Quite possibly.  Since the only problems were with nfsd and vfat
support, one of which is started on boot and the other of which I use
pretty frequently, building them into the kernel seems reasonable
enough.  It's not something I'm going to worry about.

>> I don't know about you, but I've been refining my .config files for
>> years, and carting them from machine to machine.  Just giving them
>> up ... it wouldn't be right.
>
> The 2.6 kernel configuration introduces new configs and
> configuration dependencies - it's not just as simple as
> transplanting .config files made for 2.4 directly to 2.6 as there
> would always be hiccups doing that without manipulating the
> dependencies.

Well, I don't know what kinds of things you include under manipulating
dependencies, but like I said, it worked fine for me purely by running
`make menuconfig` and tweaking a few things.  I didn't have to touch
the source or the build scripts.

> I don't recall having been able to directly cart my kernel 2.2
> configs to 2.4, or 2.4 to 2.6 without encountering module warnings
> or even kernel panics.
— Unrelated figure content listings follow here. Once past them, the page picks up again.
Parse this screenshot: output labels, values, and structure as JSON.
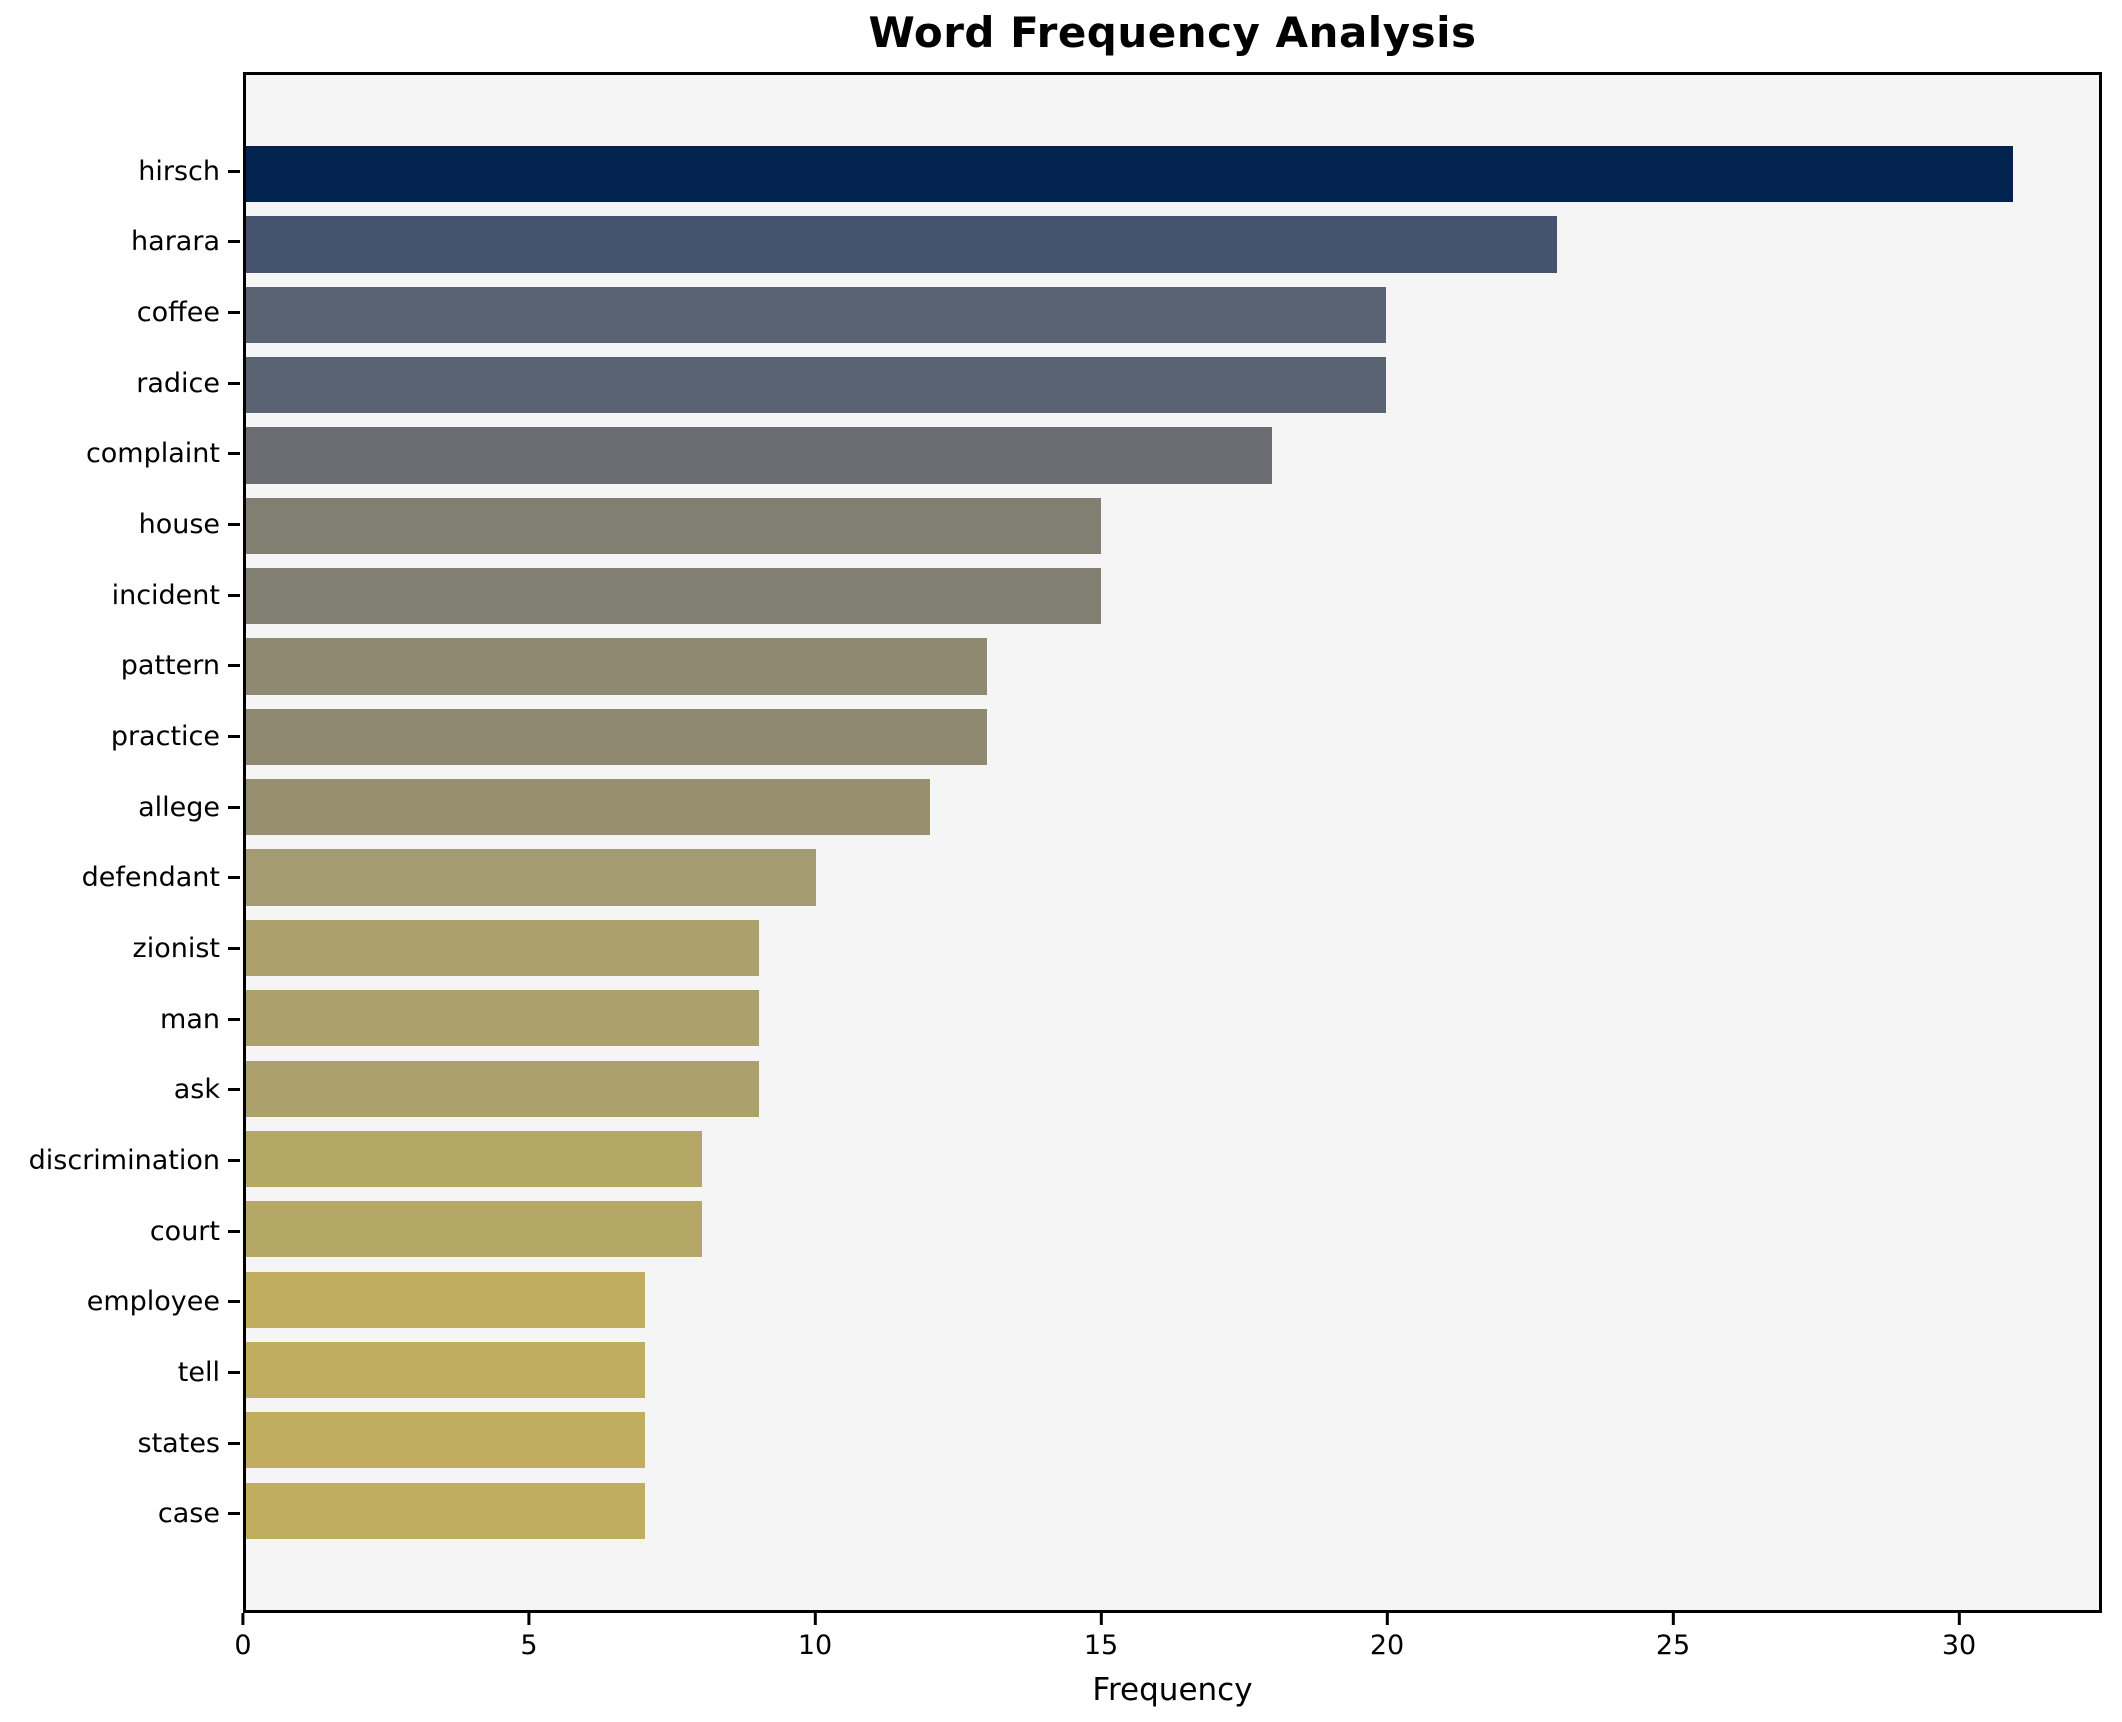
{
  "chart_data": {
    "type": "bar",
    "orientation": "horizontal",
    "title": "Word Frequency Analysis",
    "xlabel": "Frequency",
    "ylabel": "",
    "categories": [
      "hirsch",
      "harara",
      "coffee",
      "radice",
      "complaint",
      "house",
      "incident",
      "pattern",
      "practice",
      "allege",
      "defendant",
      "zionist",
      "man",
      "ask",
      "discrimination",
      "court",
      "employee",
      "tell",
      "states",
      "case"
    ],
    "values": [
      31,
      23,
      20,
      20,
      18,
      15,
      15,
      13,
      13,
      12,
      10,
      9,
      9,
      9,
      8,
      8,
      7,
      7,
      7,
      7
    ],
    "bar_colors": [
      "#01234E",
      "#45536E",
      "#5A6372",
      "#5A6372",
      "#6A6C72",
      "#807F72",
      "#807F72",
      "#8F8971",
      "#8F8971",
      "#96906F",
      "#A59B73",
      "#ACA16C",
      "#ACA16C",
      "#ACA16C",
      "#B5A866",
      "#B5A866",
      "#C0AD60",
      "#C0AD60",
      "#C0AD60",
      "#C0AD60"
    ],
    "x_ticks": [
      0,
      5,
      10,
      15,
      20,
      25,
      30
    ],
    "xlim": [
      0,
      32.5
    ],
    "grid": false,
    "legend": false,
    "plot_background": "#f5f5f6",
    "spine_color": "#000000"
  }
}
It was much easier to build from a clean
> slate, as from there it's much easier what modules/functionality
> needs and would activate.

In my case, I really do think that doing a `make oldconfig` and then
tweaking was the easiest option.  I don't have any "interesting"
hardware to support, and I keep my kernel pretty minimal (at least
compared to the default debian config), so maybe I just don't have
that many potential points of failure.